Certains actes particulièrement brutaux [de la part des forces israéliennes d’occupation] dans cette même période n’ont toutefois pas été signalés par les médias internationaux.
Grâce à mon travail en tant qu’avocate au sein du Comité public contre la torture en Israël, j’ai recueilli des témoignages de victimes d’un de ces incidents.
Le 27 juillet, la police israélienne a effectué une descente dans le composé d’al-Aqsa, vers 22h. C’était peu de temps après que les autorités israéliennes eurent retiré les détecteurs de métaux et les caméras qu’elles avaient placés à l’entrée du complexe.
Le raid, qui n’était pas le premier à al-Aqsa ce jour-là, apparaissait comme une vengeance de la police sur les Palestiniens qui avaient résisté avec succès aux interdictions d’accès à la mosquée, dans une campagne de désobéissance civile longue de deux semaines.
Quelques instants après avoir appelé tout le monde à évacuer la mosquée, les policiers ont tiré des balles en caoutchouc sur les fidèles pacifiques, en blessant plusieurs. Environ 120 Palestiniens ont été arrêtés, et aucun d’entre eux n’a résisté à leur arrestation.
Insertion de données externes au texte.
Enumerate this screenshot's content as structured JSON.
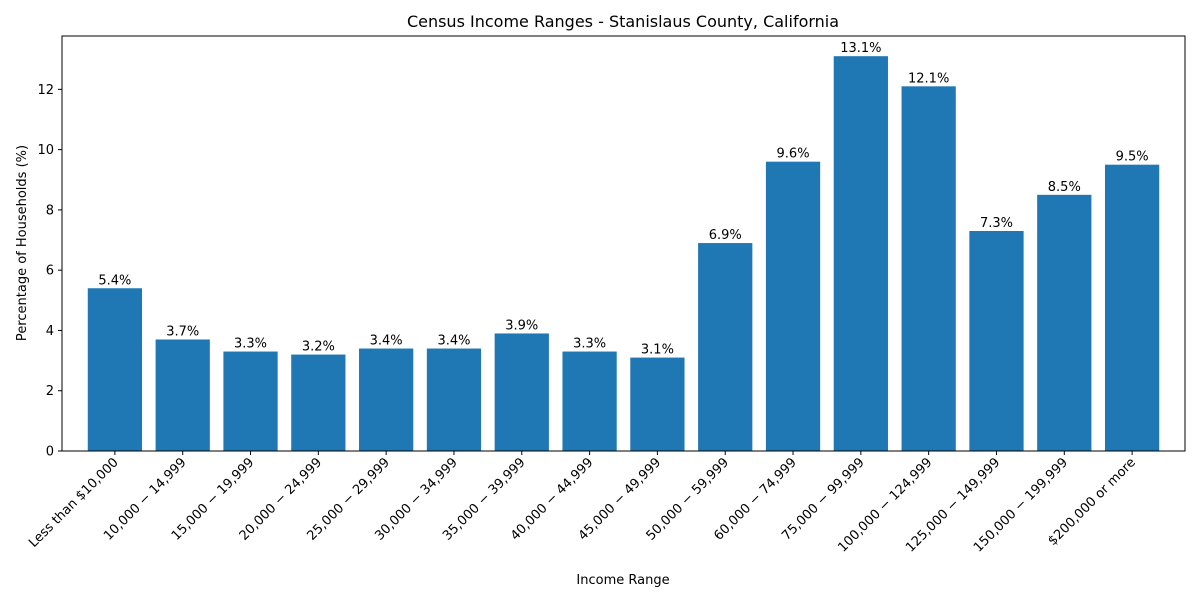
{
  "chart_data": {
    "type": "bar",
    "title": "Census Income Ranges - Stanislaus County, California",
    "xlabel": "Income Range",
    "ylabel": "Percentage of Households (%)",
    "ylim": [
      0,
      13.77
    ],
    "yticks": [
      0,
      2,
      4,
      6,
      8,
      10,
      12
    ],
    "grid": false,
    "categories": [
      "Less than $10,000",
      "10,000 − 14,999",
      "15,000 − 19,999",
      "20,000 − 24,999",
      "25,000 − 29,999",
      "30,000 − 34,999",
      "35,000 − 39,999",
      "40,000 − 44,999",
      "45,000 − 49,999",
      "50,000 − 59,999",
      "60,000 − 74,999",
      "75,000 − 99,999",
      "100,000 − 124,999",
      "125,000 − 149,999",
      "150,000 − 199,999",
      "$200,000 or more"
    ],
    "values": [
      5.4,
      3.7,
      3.3,
      3.2,
      3.4,
      3.4,
      3.9,
      3.3,
      3.1,
      6.9,
      9.6,
      13.1,
      12.1,
      7.3,
      8.5,
      9.5
    ],
    "value_labels": [
      "5.4%",
      "3.7%",
      "3.3%",
      "3.2%",
      "3.4%",
      "3.4%",
      "3.9%",
      "3.3%",
      "3.1%",
      "6.9%",
      "9.6%",
      "13.1%",
      "12.1%",
      "7.3%",
      "8.5%",
      "9.5%"
    ],
    "bar_color": "#1f77b4"
  }
}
Une équipe médicale palestinienne avait prodigué des soins à un fidèle dans la mosquée avant le raid, et elle s’est retrouvée à devoir aider les victimes du raid, dont un homme blessé par une balle en acier recouverte de caoutchouc. ***
L’un des membres de l’équipe médicale a déclaré qu’un officier de police israélien connu sous le nom de Shlomi “s’est dirigé vers nous et a dit à ses hommes : ‘Ce ne sont pas des paramédicaux, ce sont tous des menteurs, prenez leurs gilets et b…-les'”.
La police a dépouillé le personnel médical de leurs tenues, les a groupés avec les fidèles et les a poussés dans un coin avec les mains en l’air.
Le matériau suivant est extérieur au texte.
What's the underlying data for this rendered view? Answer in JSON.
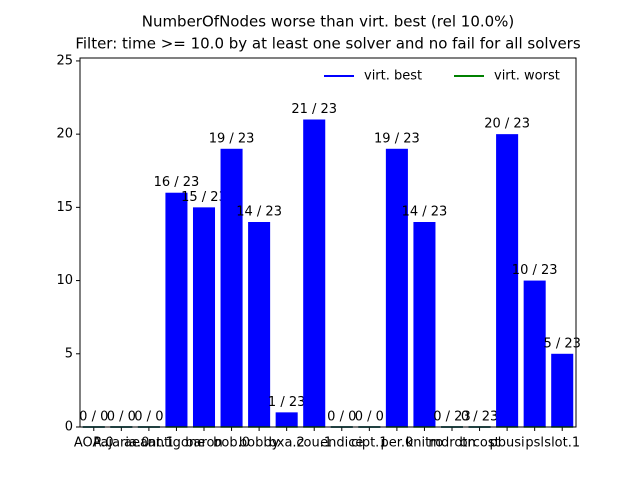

La police a ensuite forcé tous les prisonniers à se mettre à terre. Beaucoup ont été battus par des policiers qui portaient des gants renforcés et avec des matraques.
Entravés
Les détenus avaient les mains liées derrière le dos avec des câbles en plastique. Enchaînés et impuissants, les détenus ont été forcés de s’agenouiller, certains ayant reçu l’ordre d’incliner la tête entre leurs jambes.
“Ils m’ont pointé du doigt, je me suis dirigé vers eux, une policière m’a attrapé par les mains, tandis qu’un autre policier m’a donné un coup de pied dans le dos et je suis tombé par terre”, a déclaré un détenu.
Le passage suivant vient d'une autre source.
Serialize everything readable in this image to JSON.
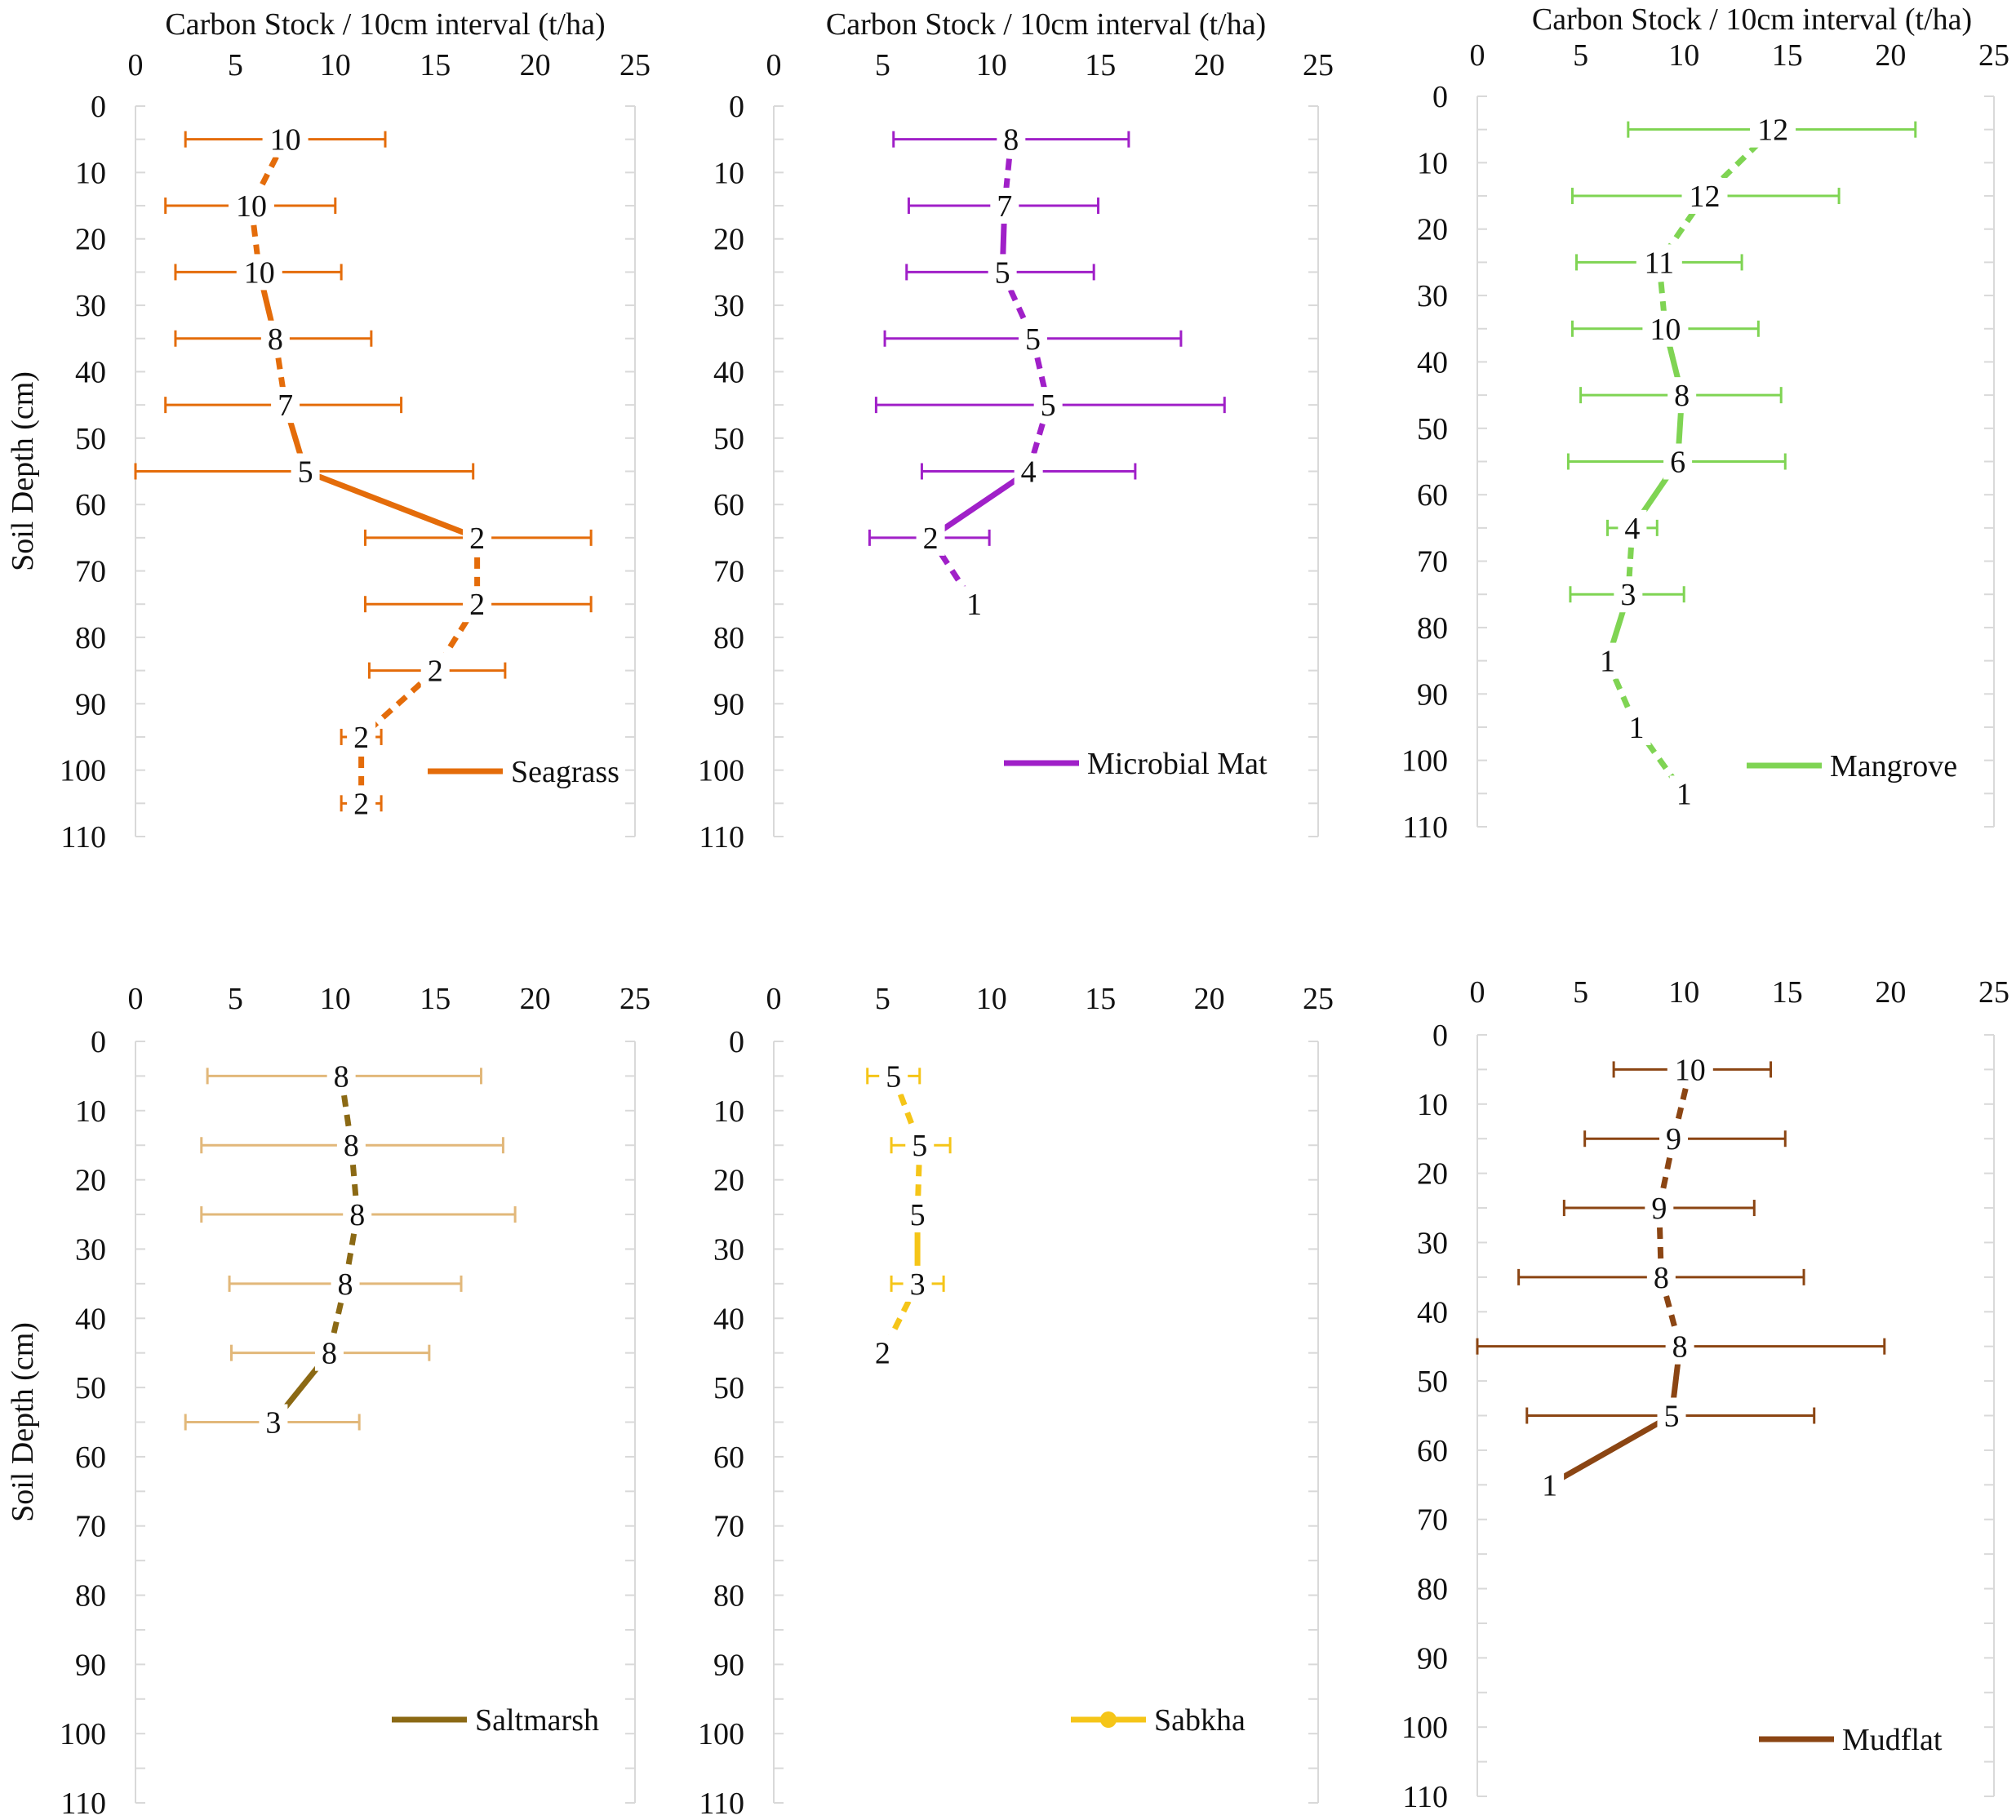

“Ils retenaient mes mains derrière mon dos et l’un d’eux a sauté sur moi, a marché sur ma hanche, a tiré mes mains plus loin en arrière et m’a menotté. Je lui ai dit: “C’est très serré, je ne suis qu’un humain.” L’officier a dit: “C’est serré ?” Et il a resserré les manchettes en plastique jusqu’à ce que je saigne.
Les détenus ont été divisés en deux groupes et contraints de marcher pieds nus depuis la mosquée jusqu’à la porte du Maroc – une entrée dans la vieille ville de Jérusalem.
Certains ont été forcés de marcher avec la tête baissée; d’autres ont été obligés de s’incliner à un angle de 90 degrés en marchant. À la porte, certains ont été à nouveau forcés à s’agenouiller tandis que d’autres subissaient une fouille complète au corps.
Tout cela a eu lieu alors que les spectateurs israéliens se moquaient de nous, filmaient et photographiaient.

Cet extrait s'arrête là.